Ubuntu
adcli package

  1. Bug #1906627
  2. Comment #5

Comment 5 for bug 1906627

Revision history for this message
Matthew Ruffell (mruffell) wrote : Re: adcli fails, can't contact LDAP server

Yes, when --use-ldaps is specified, adcli will make a TLS connection to the domain controller, and speak LDAPS. This works, and is the reason why this bug slipped through our regression testing. I should have tested without the --use-ldaps flag as well.

Regardless, this bug seems to be caused by the GSS-SPNEGO implementation in the cyrus-sasl2 package being broken. adcli links to libsasl2-modules-gssapi-mit, which is a part of cyrus-sasl2, since adcli does not implement GSS-SPNEGO itself, and relies on cyrus-sasl libraries.

I downloaded the source package of cyrus-sasl2 2.1.27+dfsg-2 from Focal, and I built it on Bionic, and installed it. I then tried a adcli join, and it worked:

https://paste.ubuntu.com/p/R8PyHJMNtT/

Looking at the cyrus-sasl2 source repo, it seems the Bionic version is missing a lot of commits related to GSS-SPNEGO support.

Commit 816e529043de08f3f9dcc4097380de39478b0b16
From: Simo Sorce <email address hidden>
Date: Thu, 16 Feb 2017 15:25:56 -0500
Subject: Fix GSS-SPNEGO mechanism's incompatible behavior
Link: https://github.com/cyrusimap/cyrus-sasl/commit/816e529043de08f3f9dcc4097380de39478b0b16

Commit 4b0306dcd76031460246b2dabcb7db766d6b04d8
From: Simo Sorce <email address hidden>
Date: Mon, 10 Apr 2017 19:54:19 -0400
Subject: Add support for retrieving the mech_ssf
Link: https://github.com/cyrusimap/cyrus-sasl/commit/4b0306dcd76031460246b2dabcb7db766d6b04d8

Commit 31b68a9438c24fc9e3e52f626462bf514de31757
From: Ryan Tandy <email address hidden>
Date: Mon, 24 Dec 2018 15:07:02 -0800
Subject: Restore LIBS after checking gss_inquire_sec_context_by_oid
Link: https://github.com/cyrusimap/cyrus-sasl/commit/31b68a9438c24fc9e3e52f626462bf514de31757

This doesn't even seem to be a complete list either, and if we backport these patches to the Bionic cyrus-sasl2 package, it fails to build for numerous reasons.

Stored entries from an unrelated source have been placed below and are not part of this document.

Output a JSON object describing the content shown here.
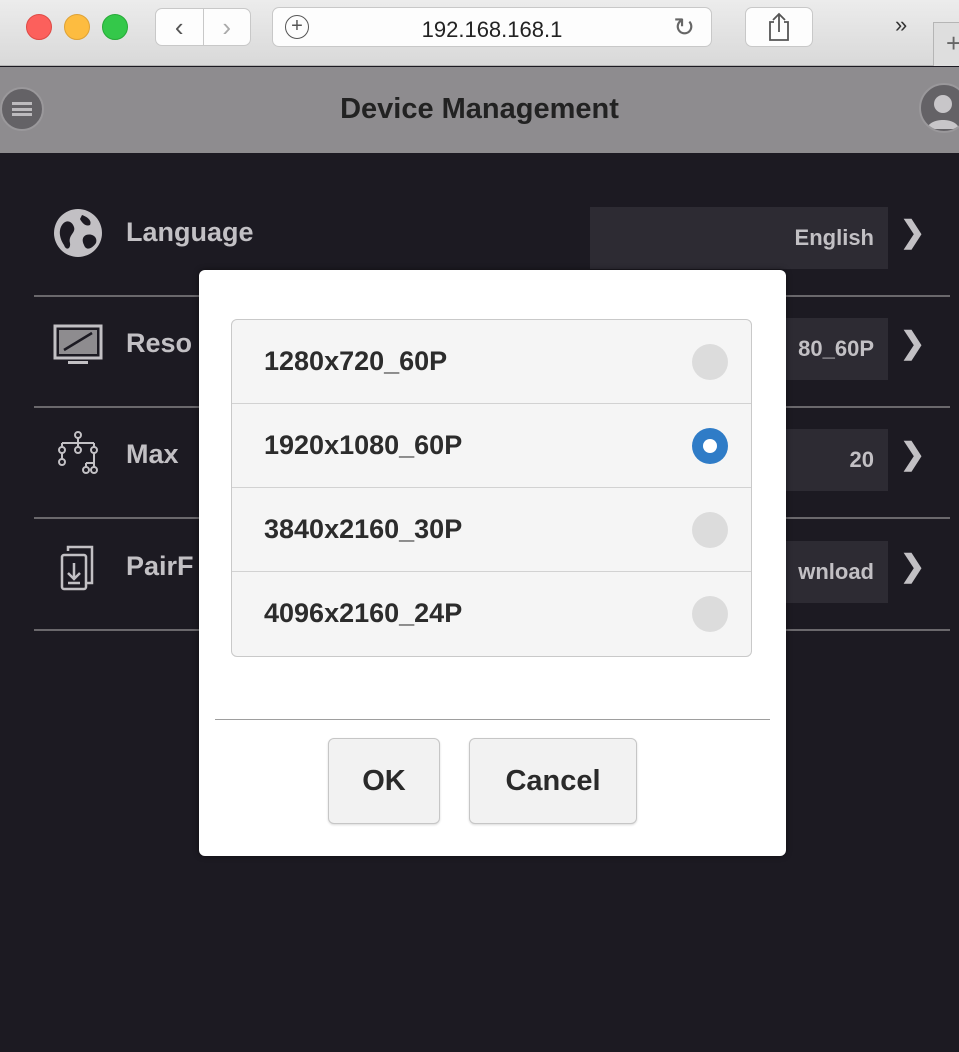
{
  "browser": {
    "back_icon": "chevron-left",
    "forward_icon": "chevron-right",
    "url": "192.168.168.1",
    "more_label": "»",
    "new_tab_label": "+"
  },
  "header": {
    "title": "Device Management"
  },
  "settings": [
    {
      "label": "Language",
      "value": "English",
      "icon": "globe-icon"
    },
    {
      "label": "Reso",
      "value": "80_60P",
      "icon": "monitor-icon"
    },
    {
      "label": "Max",
      "value": "20",
      "icon": "tree-icon"
    },
    {
      "label": "PairF",
      "value": "wnload",
      "icon": "download-doc-icon"
    }
  ],
  "dialog": {
    "options": [
      {
        "label": "1280x720_60P",
        "selected": false
      },
      {
        "label": "1920x1080_60P",
        "selected": true
      },
      {
        "label": "3840x2160_30P",
        "selected": false
      },
      {
        "label": "4096x2160_24P",
        "selected": false
      }
    ],
    "ok_label": "OK",
    "cancel_label": "Cancel"
  },
  "colors": {
    "page_bg": "#1c1a22",
    "header_bg": "#8e8c8f",
    "radio_selected": "#2f7cc7",
    "radio_unselected": "#dcdcdc"
  }
}
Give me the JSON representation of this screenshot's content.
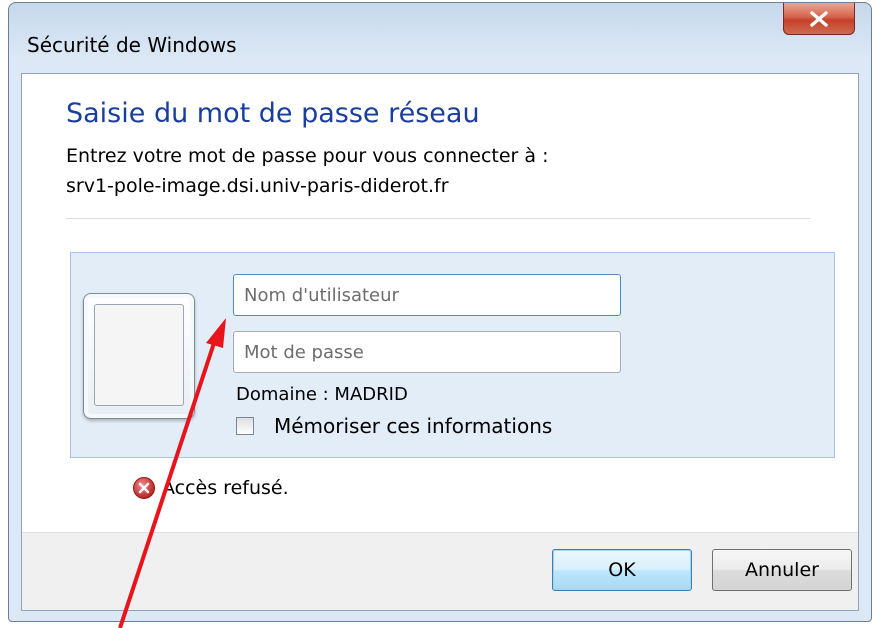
{
  "window": {
    "title": "Sécurité de Windows"
  },
  "dialog": {
    "heading": "Saisie du mot de passe réseau",
    "description_line1": "Entrez votre mot de passe pour vous connecter à :",
    "description_line2": "srv1-pole-image.dsi.univ-paris-diderot.fr"
  },
  "credentials": {
    "username_placeholder": "Nom d'utilisateur",
    "password_placeholder": "Mot de passe",
    "domain_label": "Domaine : MADRID",
    "remember_label": "Mémoriser ces informations",
    "remember_checked": false
  },
  "error": {
    "message": "Accès refusé."
  },
  "buttons": {
    "ok_label": "OK",
    "cancel_label": "Annuler"
  },
  "colors": {
    "heading": "#1a3e9e",
    "annotation_arrow": "#e8141b",
    "error_icon": "#c62d2d"
  },
  "icons": {
    "close": "close-x-icon",
    "error": "error-circle-icon",
    "user": "user-tile-icon"
  }
}
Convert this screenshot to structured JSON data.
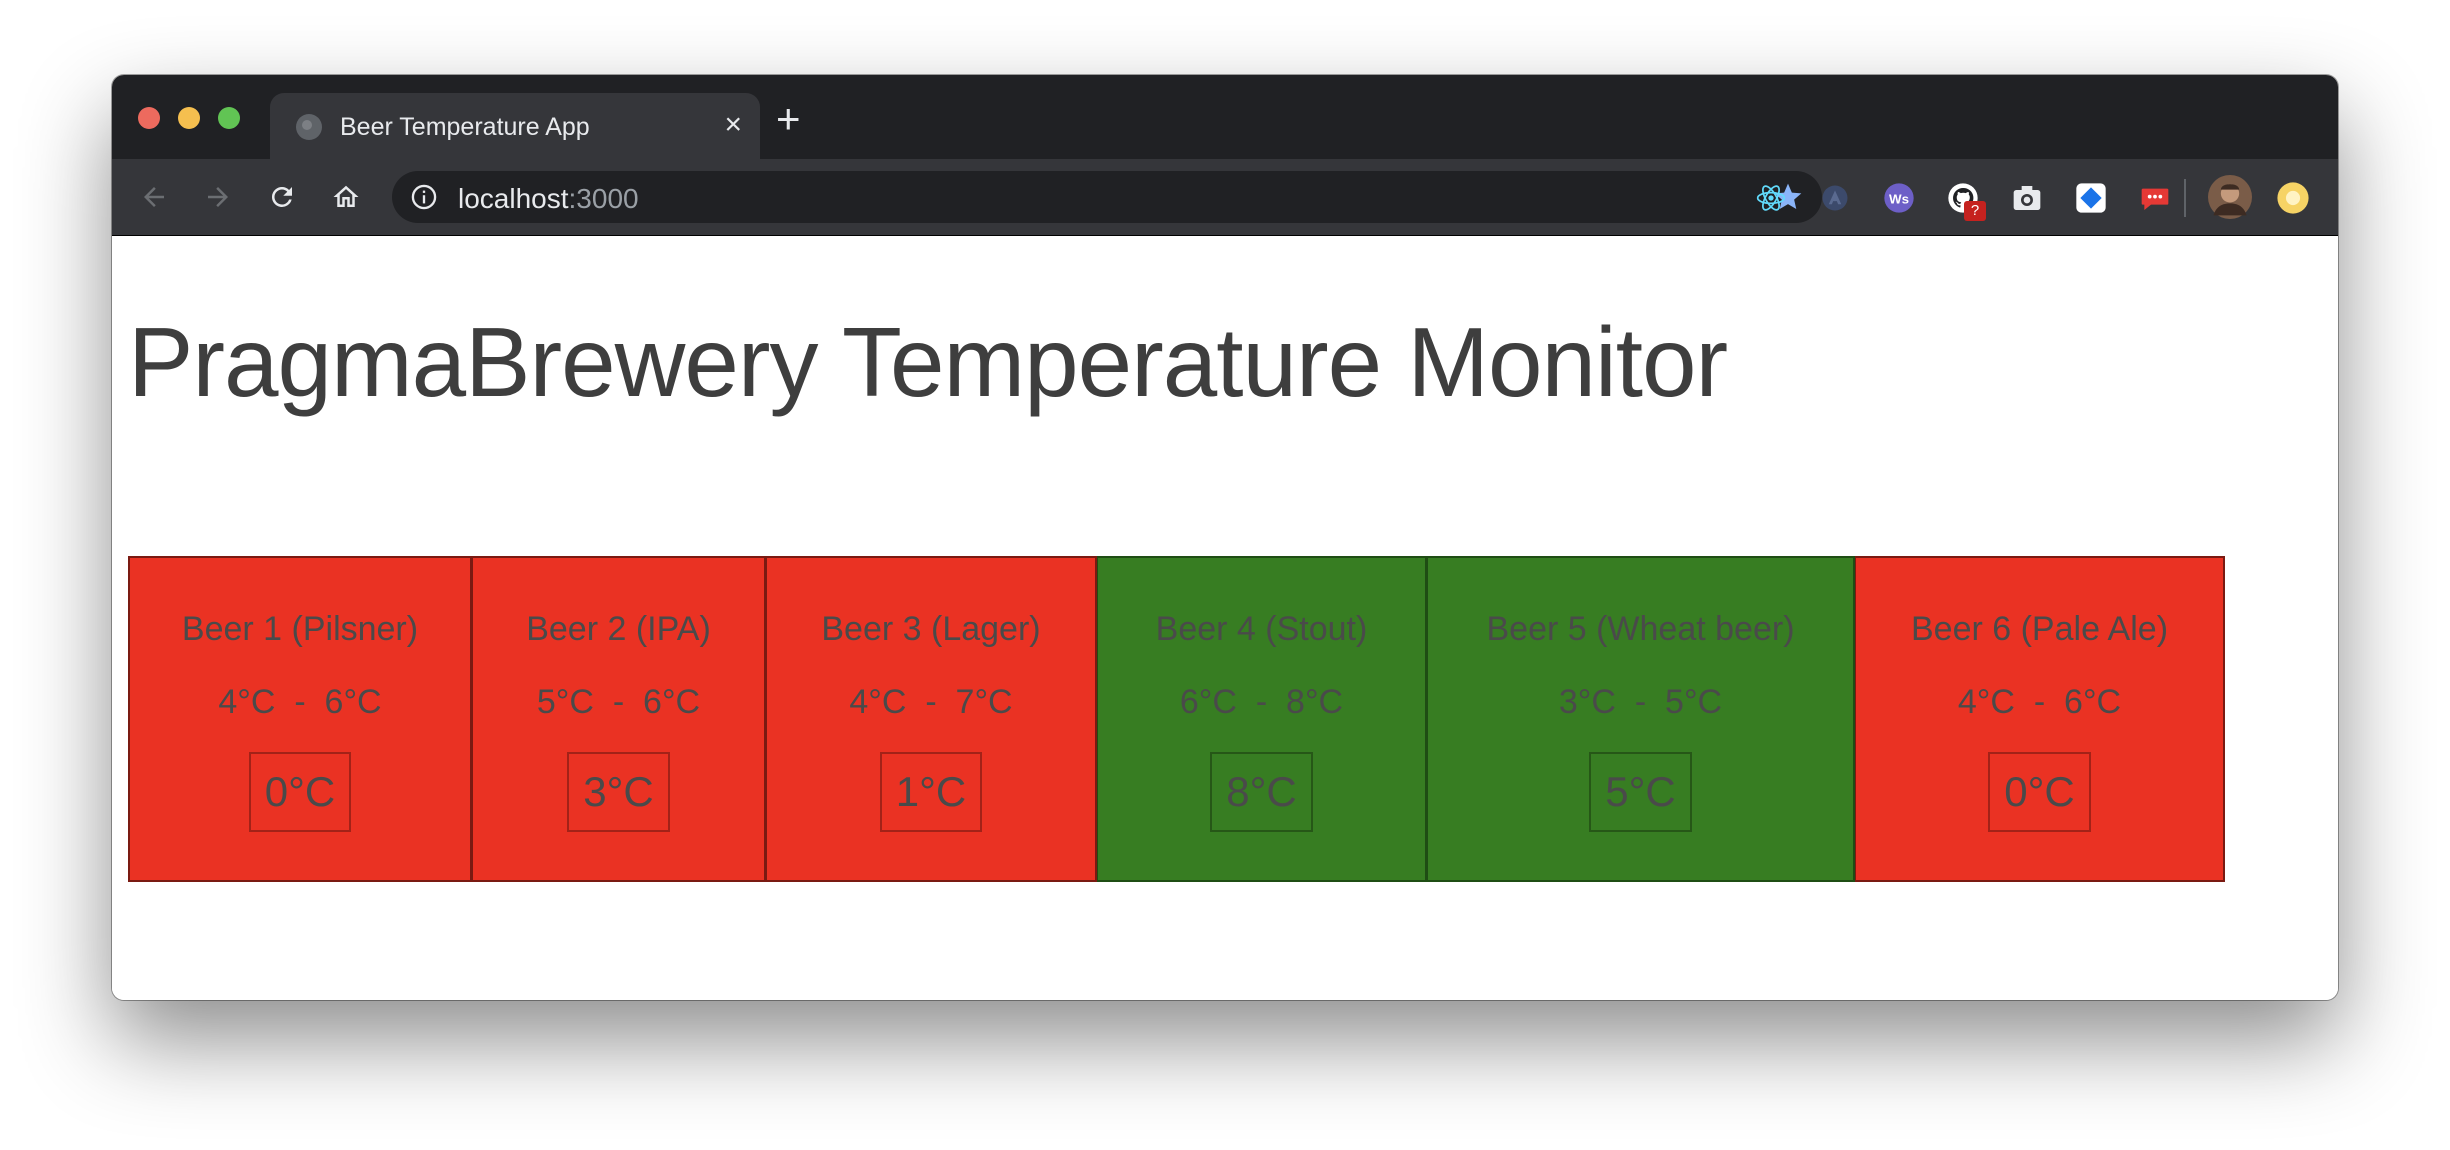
{
  "browser": {
    "tab_title": "Beer Temperature App",
    "tab_close": "×",
    "new_tab": "+",
    "url_host": "localhost",
    "url_port": ":3000",
    "extensions": [
      "react-devtools-icon",
      "extension-icon",
      "websocket-icon",
      "github-icon",
      "screenshot-icon",
      "diamond-icon",
      "chat-icon",
      "profile-avatar",
      "extension-circle-icon"
    ],
    "extension_badge": "?",
    "colors": {
      "tabbar": "#202124",
      "toolbar": "#35363a",
      "omnibox": "#202124",
      "star": "#8ab4f8"
    }
  },
  "page": {
    "title": "PragmaBrewery Temperature Monitor",
    "colors": {
      "alert": "#ea3223",
      "ok": "#377d22"
    },
    "beers": [
      {
        "name": "Beer 1 (Pilsner)",
        "range": "4°C  -  6°C",
        "temperature": "0°C",
        "status": "alert"
      },
      {
        "name": "Beer 2 (IPA)",
        "range": "5°C  -  6°C",
        "temperature": "3°C",
        "status": "alert"
      },
      {
        "name": "Beer 3 (Lager)",
        "range": "4°C  -  7°C",
        "temperature": "1°C",
        "status": "alert"
      },
      {
        "name": "Beer 4 (Stout)",
        "range": "6°C  -  8°C",
        "temperature": "8°C",
        "status": "ok"
      },
      {
        "name": "Beer 5 (Wheat beer)",
        "range": "3°C  -  5°C",
        "temperature": "5°C",
        "status": "ok"
      },
      {
        "name": "Beer 6 (Pale Ale)",
        "range": "4°C  -  6°C",
        "temperature": "0°C",
        "status": "alert"
      }
    ]
  }
}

I also found a similar bug report in Debian, which features the above third commit:
https://bugs.debian.org/cgi-bin/bugreport.cgi?bug=917129

From what I can tell, GSS-SPNEGO in cyrus-sasl2 for Bionic has never worked, and changing it to the default was a bad idea.

So, we have a decision to make. If supporting the new Active Directory requirements in ADV190023 [1][2] which adds --use-ldaps for adcli, as a part of bug 1868703 is important, and something the community wants, we need to fix up cyrus-sasl2 to have a working GSS-SPNEGO implementation.

[1] https://msrc.microsoft.com/update-guide/en-us/vulnerability/ADV190023
[2] https://support.microsoft.com/en-us/help/4520412/2020-ldap-channel-binding-and-ldap-signing-requirements-for-windows

If we don't want --use-ldaps for adcli, then we can revert the patches for adcli on Bionic, and go back to what was working previously, with GSS-API.